Thanks as always to The Other McCain, Pirate’s Cove, Whores and Ale and Bacon Time for the Rule Five links!
I found this interesting; Revolution 2020. Excerpt:
Aristotle, in Book 5 of the Politics, describes how revolutions kill regimes (such as America’s) that balance the contrasting interests of ordinary people with those of the wealthy, of officials, and of other prominent persons. As the balance between any complex regime’s components shifts over time, the system may seamlessly transform into unmixed democracy, oligarchy, or some kind of monarchy. The revolution may be barely perceptible—providing that those who impose themselves, whether from above or below, do so without adding insult to injury.
But, if the party that takes power thereby destroys the friendship that had bound the several parts, even trifling incidents can spiral into all-consuming violence. Thucydides’ account of the revolution that destroyed Corcyra during the Peloponnesian War is prototypical. The French revolution, the Spanish civil war, and countless others echo it. Today, the oligarchic transformation of America’s republic is turning violent. Aristotle, however, points out that oligarchies born of violent revolution tend to succumb to the very violence that births them, quickly degenerating into some kind of tyranny or one-man rule. Restoration of anything like the original constitutional regime is most unlikely.
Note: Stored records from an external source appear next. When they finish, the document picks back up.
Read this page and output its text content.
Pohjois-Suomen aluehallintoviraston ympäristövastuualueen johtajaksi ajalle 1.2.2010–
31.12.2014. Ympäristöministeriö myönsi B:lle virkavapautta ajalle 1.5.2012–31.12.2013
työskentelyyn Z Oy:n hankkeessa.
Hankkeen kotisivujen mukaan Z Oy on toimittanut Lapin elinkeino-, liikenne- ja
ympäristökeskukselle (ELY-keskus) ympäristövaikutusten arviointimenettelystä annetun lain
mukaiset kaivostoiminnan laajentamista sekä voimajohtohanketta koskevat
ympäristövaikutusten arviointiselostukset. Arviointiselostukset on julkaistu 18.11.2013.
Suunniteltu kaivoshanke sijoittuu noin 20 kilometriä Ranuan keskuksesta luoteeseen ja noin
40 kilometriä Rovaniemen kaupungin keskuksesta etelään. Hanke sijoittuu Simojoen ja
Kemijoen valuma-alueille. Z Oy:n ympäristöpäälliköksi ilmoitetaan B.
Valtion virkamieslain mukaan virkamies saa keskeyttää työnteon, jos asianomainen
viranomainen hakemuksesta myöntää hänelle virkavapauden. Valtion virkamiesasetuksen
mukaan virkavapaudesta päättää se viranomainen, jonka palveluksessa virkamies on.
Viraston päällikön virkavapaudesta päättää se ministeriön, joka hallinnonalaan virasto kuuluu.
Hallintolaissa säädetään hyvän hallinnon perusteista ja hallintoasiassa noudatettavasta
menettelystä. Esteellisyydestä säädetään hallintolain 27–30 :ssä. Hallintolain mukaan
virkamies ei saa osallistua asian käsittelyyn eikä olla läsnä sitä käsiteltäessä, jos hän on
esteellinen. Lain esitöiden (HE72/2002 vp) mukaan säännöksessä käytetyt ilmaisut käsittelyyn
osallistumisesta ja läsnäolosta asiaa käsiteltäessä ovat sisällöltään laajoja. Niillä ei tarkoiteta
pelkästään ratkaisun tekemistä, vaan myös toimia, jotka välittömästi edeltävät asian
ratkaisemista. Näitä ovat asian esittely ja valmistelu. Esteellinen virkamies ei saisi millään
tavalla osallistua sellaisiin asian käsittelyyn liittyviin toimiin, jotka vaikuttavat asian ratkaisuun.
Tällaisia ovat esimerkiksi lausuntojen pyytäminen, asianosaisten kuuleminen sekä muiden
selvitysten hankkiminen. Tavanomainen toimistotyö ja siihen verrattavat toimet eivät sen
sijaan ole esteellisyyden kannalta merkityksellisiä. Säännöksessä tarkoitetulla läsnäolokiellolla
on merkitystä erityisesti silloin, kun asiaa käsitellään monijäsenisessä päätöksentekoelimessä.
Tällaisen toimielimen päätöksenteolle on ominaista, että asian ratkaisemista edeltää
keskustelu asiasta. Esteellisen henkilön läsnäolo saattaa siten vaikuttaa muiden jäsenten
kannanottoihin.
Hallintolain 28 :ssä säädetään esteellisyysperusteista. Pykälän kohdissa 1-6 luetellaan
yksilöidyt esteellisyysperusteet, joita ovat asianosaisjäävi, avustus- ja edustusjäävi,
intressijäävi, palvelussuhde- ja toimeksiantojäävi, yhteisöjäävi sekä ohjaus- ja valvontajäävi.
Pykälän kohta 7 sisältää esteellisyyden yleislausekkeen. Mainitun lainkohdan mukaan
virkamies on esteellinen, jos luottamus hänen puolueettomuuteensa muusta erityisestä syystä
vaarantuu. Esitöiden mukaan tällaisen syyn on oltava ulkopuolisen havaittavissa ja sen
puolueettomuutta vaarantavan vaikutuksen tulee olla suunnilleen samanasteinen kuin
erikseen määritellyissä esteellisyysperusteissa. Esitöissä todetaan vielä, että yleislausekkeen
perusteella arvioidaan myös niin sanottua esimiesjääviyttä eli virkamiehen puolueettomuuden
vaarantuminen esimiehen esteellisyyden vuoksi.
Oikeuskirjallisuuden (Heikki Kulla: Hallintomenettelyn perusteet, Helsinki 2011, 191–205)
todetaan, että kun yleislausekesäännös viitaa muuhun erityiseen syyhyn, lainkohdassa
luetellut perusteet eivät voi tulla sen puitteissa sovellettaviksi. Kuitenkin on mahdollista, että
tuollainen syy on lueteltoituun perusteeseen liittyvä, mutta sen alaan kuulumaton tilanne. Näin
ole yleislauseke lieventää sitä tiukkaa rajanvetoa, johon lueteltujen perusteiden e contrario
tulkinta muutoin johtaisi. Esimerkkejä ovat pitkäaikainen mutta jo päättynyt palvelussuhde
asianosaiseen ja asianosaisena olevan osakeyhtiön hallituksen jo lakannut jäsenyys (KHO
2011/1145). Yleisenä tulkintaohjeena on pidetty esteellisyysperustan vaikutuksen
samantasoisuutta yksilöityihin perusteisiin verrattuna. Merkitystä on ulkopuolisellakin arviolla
The U.S. Constitution had codified as fine a balance between the powers of the Many, the Few, and the One as Aristotle may have imagined by arming the federal government’s components, the States, and ordinary citizens (via the first ten Amendments as well as elections) with means to maintain the balance. Its authors, however, were under no illusions about the efficacy of “parchment barriers” to prevent interests from coalescing into factions against the common good. During the 19th century, interests and opinions in the South and the North coalesced into antagonistic ruling classes that fought the century’s bloodiest war. In the 20th, the notion that good government proceeds from scientific expertise, as well as the growing identity between big business and government, fostered the growth of a single nationwide Progressive ruling class. Between the 1930s and the early 21st century, the centralization of administrative power in this class’s hands did much to transform the American republic established in 1776-89 into an oligarchy.
The Constitution of the United States is probably the best founding document, the best statement of governing principles, ever devised by the mind of Man.
And our Congress has been wiping their asses with it since about 1860.
Here’s the excerpt from the above that concerns me:
Today, the oligarchic transformation of America’s republic is turning violent. Aristotle, however, points out that oligarchies born of violent revolution tend to succumb to the very violence that births them, quickly degenerating into some kind of tyranny or one-man rule. Restoration of anything like the original constitutional regime is most unlikely.
See the Roman Republic, for example.
In setting up the country, the Founders used (some of) the principles of the Greek and Roman Republics as examples, leavened with the then-recent thinking of the Enlightenment. And it’s not impossible that the United States could wander down the same path as did Rome. And once the trigger is tripped, “Restoration of anything like the original constitutional regime is more unlikely.”
Go read the article. I’ve read it three times. I really can’t add anything to it.